Le nerf de la guerre : les conditions de travail
Sylvain Brousseau compare le problème à une baignoire qui fuit : il faut arrêter de tenter d’y remettre de l’eau, mais plutôt s’attaquer à pourquoi elle fuit
.
D’ailleurs, comment se fait-il qu’on parle de pénurie d’infirmières au Québec, alors que 80 000 membres sont inscrits à l’Ordre des infirmières et infirmiers du Québec (OIIQ), soit un nombre environ 10 % plus élevé que dans les dernières années?
Quand on parle de la pénurie d’infirmières, on parle de pénurie dans un secteur en particulier
, répond Damien Contandriopoulos, professeur en soins infirmiers à l’Université de Victoria, en Colombie-Britannique. Ce n’est pas que les infirmières ont disparu, c’est que les infirmières, comme professionnelles assez qualifiées, sont capables de choisir les milieux de travail qui sont les moins pires.

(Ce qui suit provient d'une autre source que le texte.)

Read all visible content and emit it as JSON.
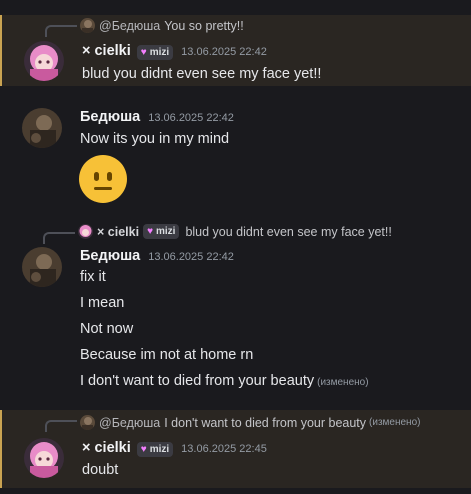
{
  "messages": [
    {
      "reply": {
        "author": "@Бедюша",
        "text": "You so pretty!!"
      },
      "author": "× cielki",
      "tag": "mizi",
      "timestamp": "13.06.2025 22:42",
      "lines": [
        "blud you didnt even see my face yet!!"
      ]
    },
    {
      "author": "Бедюша",
      "timestamp": "13.06.2025 22:42",
      "lines": [
        "Now its you in my mind"
      ],
      "emoji": "neutral-face-emoji"
    },
    {
      "reply": {
        "author": "× cielki",
        "tag": "mizi",
        "text": "blud you didnt even see my face yet!!"
      },
      "author": "Бедюша",
      "timestamp": "13.06.2025 22:42",
      "lines": [
        "fix it",
        "I mean",
        "Not now",
        "Because im not at home rn",
        "I don't want to died from your beauty"
      ],
      "edited": "(изменено)"
    },
    {
      "reply": {
        "author": "@Бедюша",
        "text": "I don't want to died from your beauty",
        "edited": "(изменено)"
      },
      "author": "× cielki",
      "tag": "mizi",
      "timestamp": "13.06.2025 22:45",
      "lines": [
        "doubt"
      ]
    }
  ],
  "colors": {
    "background": "#1a1a1e",
    "highlight": "#2a2622",
    "highlight_border": "#c9a352",
    "tag_heart": "#f47fff"
  }
}
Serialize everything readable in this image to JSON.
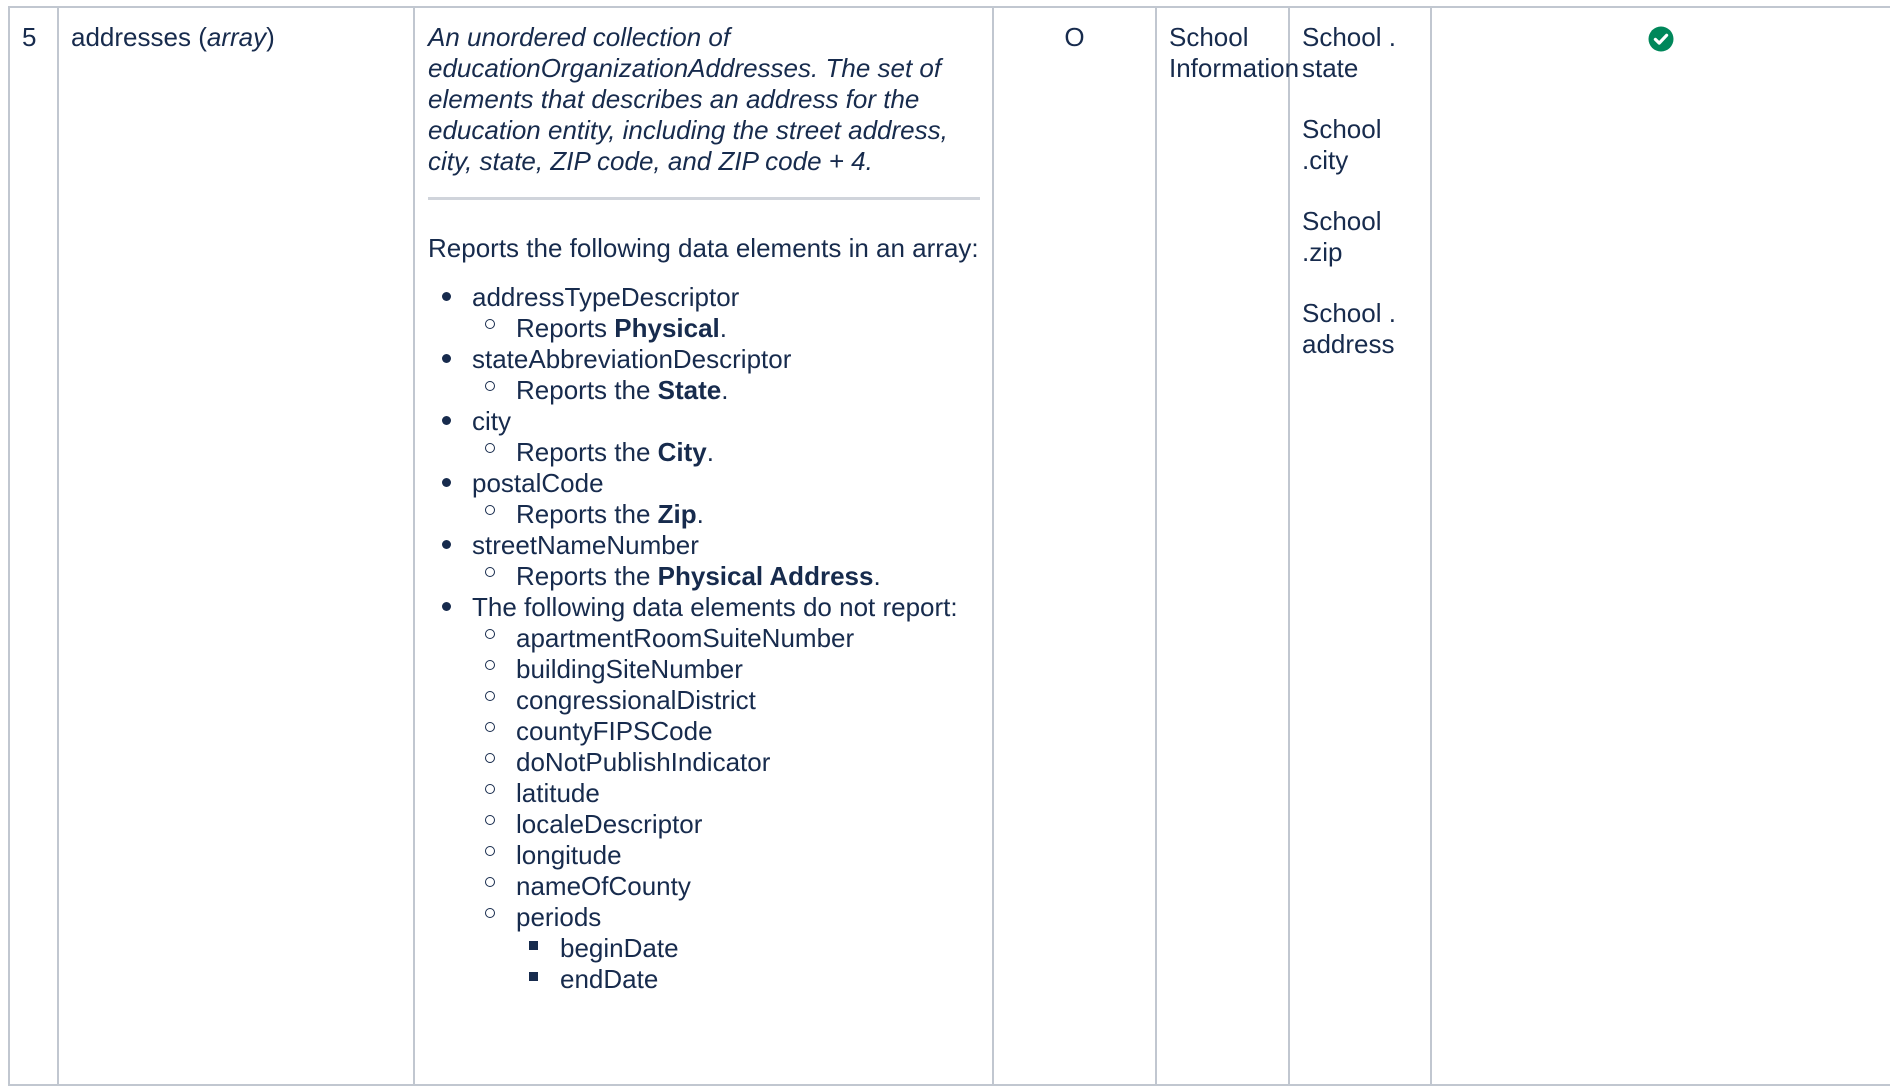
{
  "row": {
    "number": "5",
    "element": {
      "name": "addresses",
      "open_paren": "(",
      "type": "array",
      "close_paren": ")"
    },
    "description": {
      "definition_prefix": "An unordered collection of ",
      "definition_term": "educationOrganizationAddresses",
      "definition_suffix": ". The set of elements that describes an address for the education entity, including the street address, city, state, ZIP code, and ZIP code + 4.",
      "intro": "Reports the following data elements in an array:",
      "items": [
        {
          "name": "addressTypeDescriptor",
          "note_prefix": "Reports ",
          "note_bold": "Physical",
          "note_suffix": "."
        },
        {
          "name": "stateAbbreviationDescriptor",
          "note_prefix": "Reports the ",
          "note_bold": "State",
          "note_suffix": "."
        },
        {
          "name": "city",
          "note_prefix": "Reports the ",
          "note_bold": "City",
          "note_suffix": "."
        },
        {
          "name": "postalCode",
          "note_prefix": "Reports the ",
          "note_bold": "Zip",
          "note_suffix": "."
        },
        {
          "name": "streetNameNumber",
          "note_prefix": "Reports the ",
          "note_bold": "Physical Address",
          "note_suffix": "."
        }
      ],
      "not_reported_label": "The following data elements do not report:",
      "not_reported": [
        "apartmentRoomSuiteNumber",
        "buildingSiteNumber",
        "congressionalDistrict",
        "countyFIPSCode",
        "doNotPublishIndicator",
        "latitude",
        "localeDescriptor",
        "longitude",
        "nameOfCounty",
        "periods"
      ],
      "periods_children": [
        "beginDate",
        "endDate"
      ]
    },
    "optionality": "O",
    "source_screen": "School Information",
    "source_fields": [
      "School . state",
      "School .city",
      "School .zip",
      "School . address"
    ],
    "status_icon": "check-circle-icon",
    "status_color": "#00875a"
  }
}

« Et en ce moment, le milieu qui est le pire, c’est le milieu hospitalier. […] C’est une pénurie concentrée. Ce n’est pas que les infirmières ne sont pas là, c’est que les infirmières ont la possibilité d’aller travailler dans des milieux qui ne les rendent pas folles ni malades. »— Une citation de Damien Contandriopoulos, professeur en soins infirmiers à l’Université de Victoria, en Colombie-Britannique
Ces infirmières vont donc dans les agences privées ou dans toutes sortes de secteurs dans la santé ou la parasanté avec de meilleures conditions de travail
.
Et c’est là, selon les trois intervenants, le nerf de la guerre : les conditions de travail, dont le temps supplémentaire obligatoire (TSO).
Lorsqu’on travaille dans un milieu où on perçoit constamment de la toxicité, de la violence, du racisme, ce n’est pas tenable, lance Sylvain Brousseau. Lorsqu’on demande constamment à une infirmière de rester 22, 23, 24 heures, ce n’est pas tenable. Et il en va de la qualité des soins : lorsqu’elles terminent leur quart de travail, elles se remettent en question parce qu’elles sont constamment sous pression. Ce n’est pas tenable.

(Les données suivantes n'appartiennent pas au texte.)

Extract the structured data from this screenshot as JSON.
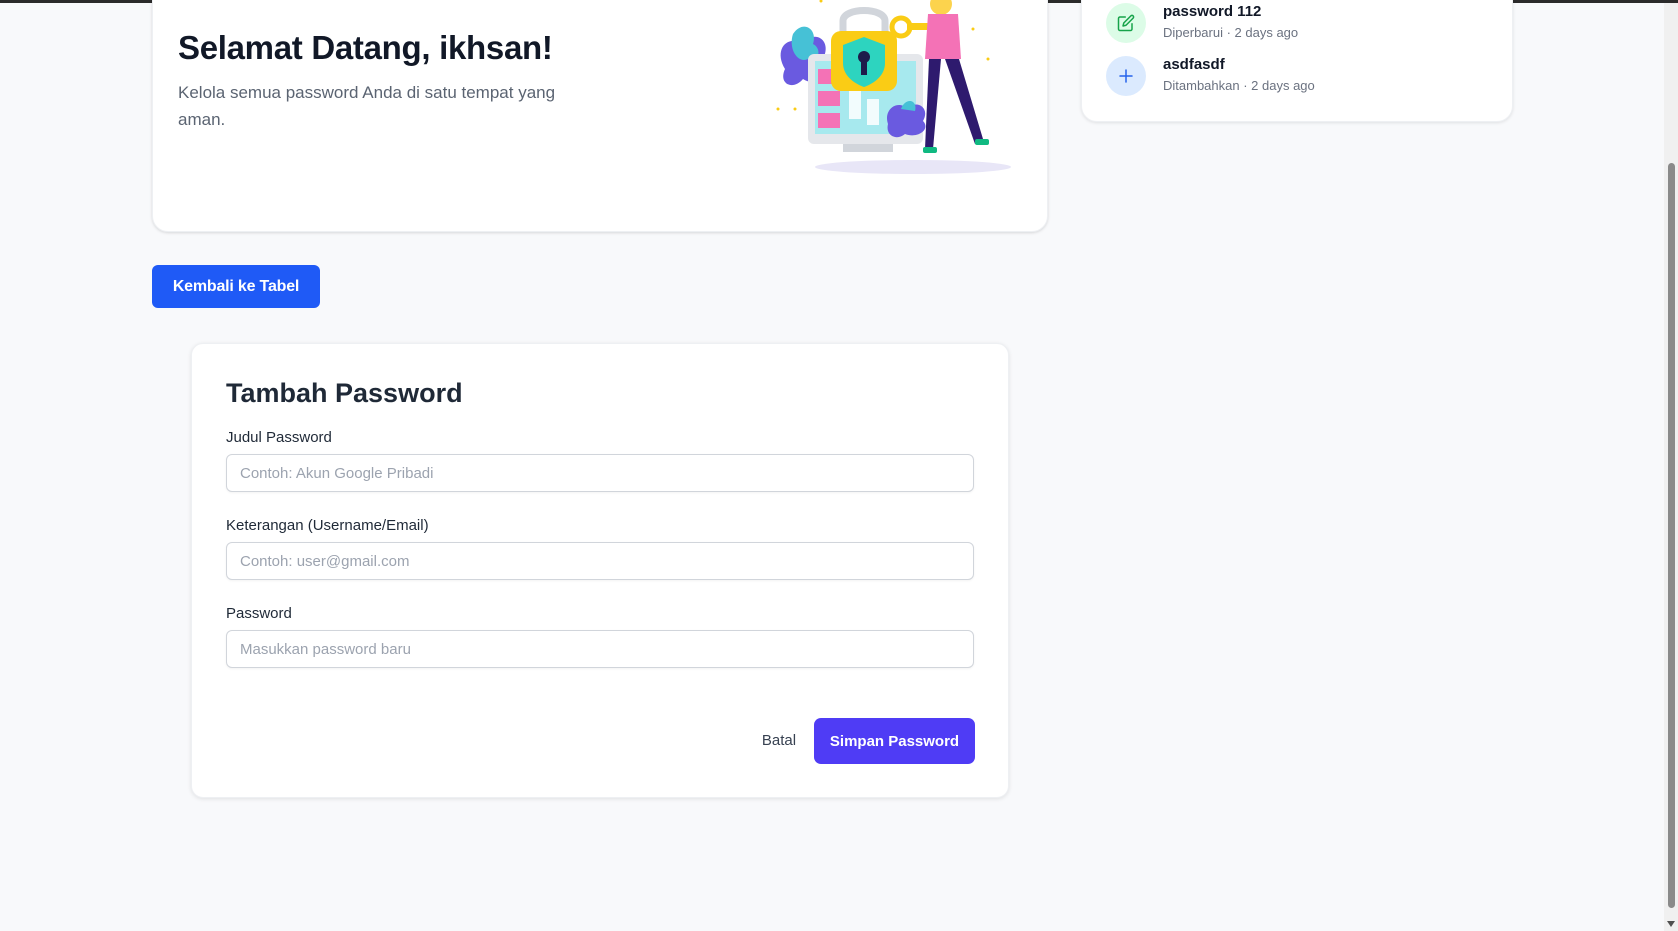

C’est un problème de gestion catastrophique, généralisé et autorenforçant
, précise Damien Contandriopoulos. Quand on est un hôpital avec des conditions de travail pourries, c’est un petit milieu, tout le monde le sait. Donc, les infirmières ne veulent pas y aller et le problème fait juste se renforcer.

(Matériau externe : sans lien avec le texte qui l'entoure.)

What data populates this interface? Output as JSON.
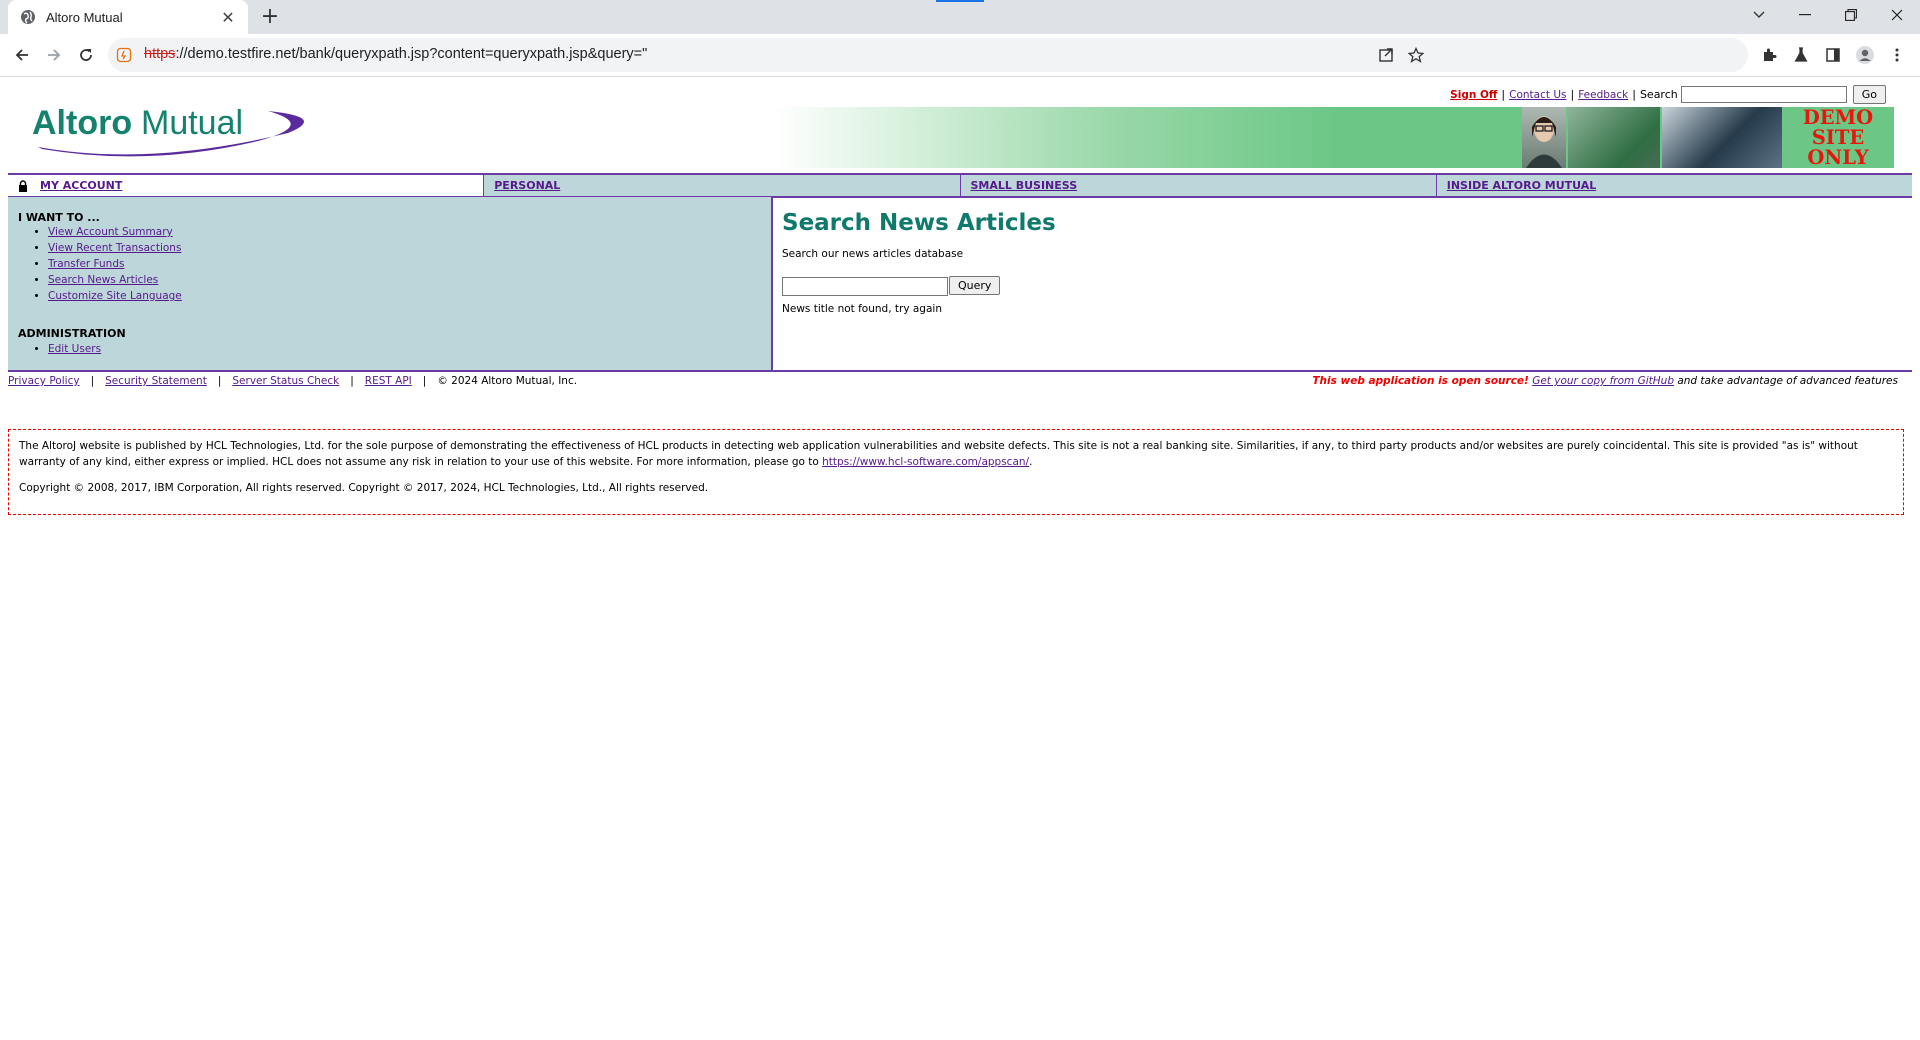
{
  "browser": {
    "tab_title": "Altoro Mutual",
    "url_scheme": "https",
    "url_rest": "://demo.testfire.net/bank/queryxpath.jsp?content=queryxpath.jsp&query=\""
  },
  "header": {
    "logo_text_1": "Altoro",
    "logo_text_2": "Mutual",
    "sign_off": "Sign Off",
    "contact_us": "Contact Us",
    "feedback": "Feedback",
    "search_label": "Search",
    "search_value": "",
    "go_label": "Go",
    "separator": "|",
    "demo_line1": "DEMO",
    "demo_line2": "SITE",
    "demo_line3": "ONLY"
  },
  "nav": {
    "my_account": "MY ACCOUNT",
    "personal": "PERSONAL",
    "small_business": "SMALL BUSINESS",
    "inside": "INSIDE ALTORO MUTUAL"
  },
  "sidebar": {
    "i_want_to": "I WANT TO ...",
    "links": [
      "View Account Summary",
      "View Recent Transactions",
      "Transfer Funds",
      "Search News Articles",
      "Customize Site Language"
    ],
    "administration": "ADMINISTRATION",
    "admin_links": [
      "Edit Users"
    ]
  },
  "content": {
    "title": "Search News Articles",
    "description": "Search our news articles database",
    "query_value": "",
    "query_button": "Query",
    "result": "News title not found, try again"
  },
  "footer": {
    "privacy": "Privacy Policy",
    "security": "Security Statement",
    "server_status": "Server Status Check",
    "rest_api": "REST API",
    "copyright": "© 2024 Altoro Mutual, Inc.",
    "separator": "|",
    "open_source": "This web application is open source!",
    "github_link": "Get your copy from GitHub",
    "advanced": "and take advantage of advanced features"
  },
  "disclaimer": {
    "text1": "The AltoroJ website is published by HCL Technologies, Ltd. for the sole purpose of demonstrating the effectiveness of HCL products in detecting web application vulnerabilities and website defects. This site is not a real banking site. Similarities, if any, to third party products and/or websites are purely coincidental. This site is provided \"as is\" without warranty of any kind, either express or implied. HCL does not assume any risk in relation to your use of this website. For more information, please go to",
    "link": "https://www.hcl-software.com/appscan/",
    "period": ".",
    "copyright": "Copyright © 2008, 2017, IBM Corporation, All rights reserved. Copyright © 2017, 2024, HCL Technologies, Ltd., All rights reserved."
  },
  "colors": {
    "accent_purple": "#6c3ba4",
    "panel": "#bdd6d9",
    "title_teal": "#0f7a6c",
    "alert_red": "#e00000"
  }
}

« Il faut que les employeurs dans les hôpitaux deviennent des employeurs de choix. Ça veut dire des salaires compétitifs, des conditions de travail décentes et que les gens puissent exercer complètement leurs compétences. Ce qui n’est pas le cas présentement. »— Une citation de Sylvain Brousseau, président de l’Association des infirmières et infirmiers du Canada
Le plus décourageant selon Damien Contandriopoulos? Je commente ce sujet-là depuis 15 ans maintenant et rien ne bouge. […] Les pistes d’action qui sont mises de l’avant par le gouvernement sont généralement unidirectionnelles – c’est juste de l’argent – et trop timides.
Il y a une panoplie de solutions qui existent depuis très longtemps, on les mentionne depuis une quinzaine d’années
, ajoute Sylvain Brousseau, qui suggère aux provinces canadiennes de consulter le document préparé par la Fédération canadienne des syndicats infirmiers en 2022, Soutenir les soins infirmiers au Canada.